2) No perfect forward secrecy - lose the key to someone and any
recorded data can be decrypted (authorities spring to mind)
Lose how? The symmetric keys are temporary for each session/connection,
and never stored. How the assymetric keys are locally stored, can be made
safe quite easily. However, this problem occurs to any program
implementing asymmetric ciphers. In Unix you depend on filesystem rights
for the private keys etc.

Even if you lose your private key, the data transfered up to that point should not be compromised. This is what PFS is. An example of a protocol using PFS is IPSEC, using the Diffie-Hellman key-exchange in it's OAKLEY (RFC 2412) protocol.

See <http://www.itsecurity.com/asktecs/may201.htm> and <http://www.faqs.org/rfcs/rfc2412.html> for more info.

Surely one would like Some sort of negotation though, I fully agree on

If nothing else, you want to be able to choose a new algorithm should AES be compromised.

What packetfilter problems? Sure it's identifyable unless one uses a
common cipher-handshake such as ssl/tls gives you. I don't have an
opinion on whether this is an issue or not... Unless 'they' can read the
traffic, do we care if they know what it's for? Maybe.

If they can separate it, they can shape or block it. We're not just aiming for privacy here - a huge part of the purpose is to make it harder for ISPs to block DC, by saying, for example, "OK, we've just made DC look exactly like HTTPS or IPSEC traffic. Now it's up to you - block or shape all traffic that looks like this, or accept the fact and move on."

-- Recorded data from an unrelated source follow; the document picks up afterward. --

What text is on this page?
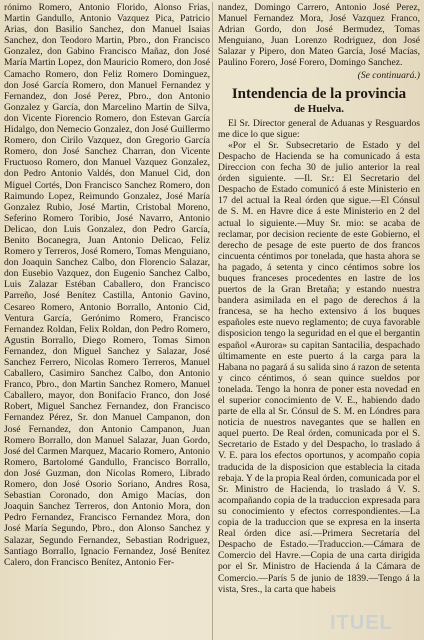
rónimo Romero, Antonio Florido, Alonso Frias, Martin Gandullo, Antonio Vazquez Pica, Patricio Arias, don Basilio Sanchez, don Manuel Isaias Sanchez, don Teodoro Martin, Pbro., don Francisco Gonzalez, don Gabino Francisco Mañaz, don José María Martin Lopez, don Mauricio Romero, don José Camacho Romero, don Feliz Romero Dominguez, don José García Romero, don Manuel Fernandez y Fernandez, don José Perez, Pbro., don Antonio Gonzalez y García, don Marcelino Martin de Silva, don Vicente Fiorencio Romero, don Estevan García Hidalgo, don Nemecio Gonzalez, don José Guillermo Romero, don Cirilo Vazquez, don Gregorio García Romero, don José Sanchez Charran, don Vicente Fructuoso Romero, don Manuel Vazquez Gonzalez, don Pedro Antonio Valdés, don Manuel Cid, don Miguel Cortés, Don Francisco Sanchez Romero, don Raimundo Lopez, Reimundo Gonzalez, José María Gonzalez Rubio, José Martin, Cristobal Moreno, Seferino Romero Toribio, José Navarro, Antonio Delicao, don Luis Gonzalez, don Pedro García, Benito Bocanegra, Juan Antonio Delicao, Feliz Romero y Terreros, José Romero, Tomas Menguiano, don Joaquin Sanchez Calbo, don Florencio Salazar, don Eusebio Vazquez, don Eugenio Sanchez Calbo, Luis Zalazar Estéban Caballero, don Francisco Parreño, José Benítez Castilla, Antonio Gavino, Cesareo Romero, Antonio Borrallo, Antonio Cid, Ventura García, Gerónimo Romero, Francisco Fernandez Roldan, Felix Roldan, don Pedro Romero, Agustin Borrallo, Diego Romero, Tomas Simon Fernandez, don Miguel Sanchez y Salazar, José Sanchez Ferrero, Nicolas Romero Terreros, Manuel Caballero, Casimiro Sanchez Calbo, don Antonio Franco, Pbro., don Martin Sanchez Romero, Manuel Caballero, mayor, don Bonifacio Franco, don José Robert, Miguel Sanchez Fernandez, don Francisco Fernandez Pérez, Sr. don Manuel Campanon, don José Fernandez, don Antonio Campanon, Juan Romero Borrallo, don Manuel Salazar, Juan Gordo, José del Carmen Marquez, Macario Romero, Antonio Romero, Bartolomé Gandullo, Francisco Borrallo, don José Guzman, don Nicolas Romero, Librado Romero, don José Osorio Soriano, Andres Rosa, Sebastian Coronado, don Amigo Macías, don Joaquin Sanchez Terreros, don Antonio Mora, don Pedro Fernandez, Francisco Fernandez Mora, don José María Segundo, Pbro., don Alonso Sanchez y Salazar, Segundo Fernandez, Sebastian Rodriguez, Santiago Borrallo, Ignacio Fernandez, José Benítez Calero, don Francisco Benítez, Antonio Fer-

nandez, Domingo Carrero, Antonio José Perez, Manuel Fernandez Mora, José Vazquez Franco, Adrian Gordo, don José Bermudez, Tomas Menguiano, Juan Lorenzo Rodriguez, don José Salazar y Pipero, don Mateo García, José Macías, Paulino Forero, José Forero, Domingo Sanchez.

(Se continuará.)
Intendencia de la provincia
de Huelva.

El Sr. Director general de Aduanas y Resguardos me dice lo que sigue:

«Por el Sr. Subsecretario de Estado y del Despacho de Hacienda se ha comunicado á esta Direccion con fecha 30 de julio anterior la real órden siguiente. —Il. Sr.: El Secretario del Despacho de Estado comunicó á este Ministerio en 17 del actual la Real órden que sigue.—El Cónsul de S. M. en Havre dice á este Ministerio en 2 del actual lo siguiente.—Muy Sr. mio: se acaba de reclamar, por decision reciente de este Gobierno, el derecho de pesage de este puerto de dos francos cincuenta céntimos por tonelada, que hasta ahora se ha pagado, á setenta y cinco céntimos sobre los buques franceses procedentes en lastre de los puertos de la Gran Bretaña; y estando nuestra bandera asimilada en el pago de derechos á la francesa, se ha hecho extensivo á los buques españoles este nuevo reglamento; de cuya favorable disposicion tengo la seguridad en el que el bergantin español «Aurora» su capitan Santacilia, despachado últimamente en este puerto á la carga para la Habana no pagará á su salida sino á razon de setenta y cinco céntimos, ó sean quince sueldos por tonelada. Tengo la honra de poner esta novedad en el superior conocimiento de V. E., habiendo dado parte de ella al Sr. Cónsul de S. M. en Lóndres para noticia de nuestros navegantes que se hallen en aquel puerto. De Real órden, comunicada por el S. Secretario de Estado y del Despacho, lo traslado á V. E. para los efectos oportunos, y acompaño copia traducida de la disposicion que establecia la citada rebaja. Y de la propia Real órden, comunicada por el Sr. Ministro de Hacienda, lo traslado á V. S. acompañando copia de la traduccion expresada para su conocimiento y efectos correspondientes.—La copia de la traduccion que se expresa en la inserta Real órden dice así.—Primera Secretaría del Despacho de Estado.—Traduccion.—Cámara de Comercio del Havre.—Copia de una carta dirigida por el Sr. Ministro de Hacienda á la Cámara de Comercio.—París 5 de junio de 1839.—Tengo á la vista, Sres., la carta que habeis

ITUEL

Only support encrypted connections is by far the easiest way.

I agree, and I think this is the way to go. Less complexity, better privacy.

I personally just dislike the so called 'certificates' that are being
generated. I'm not sure they fit a p2p system. They depend on dns names
and so on iirc...

Nothing says you have to use X.509 just because you want to use SSL, although it's much easier that way. :)

Also, you don't have to interpret that field in the certificate as a host name if you don't want to - use it to store the CID instead?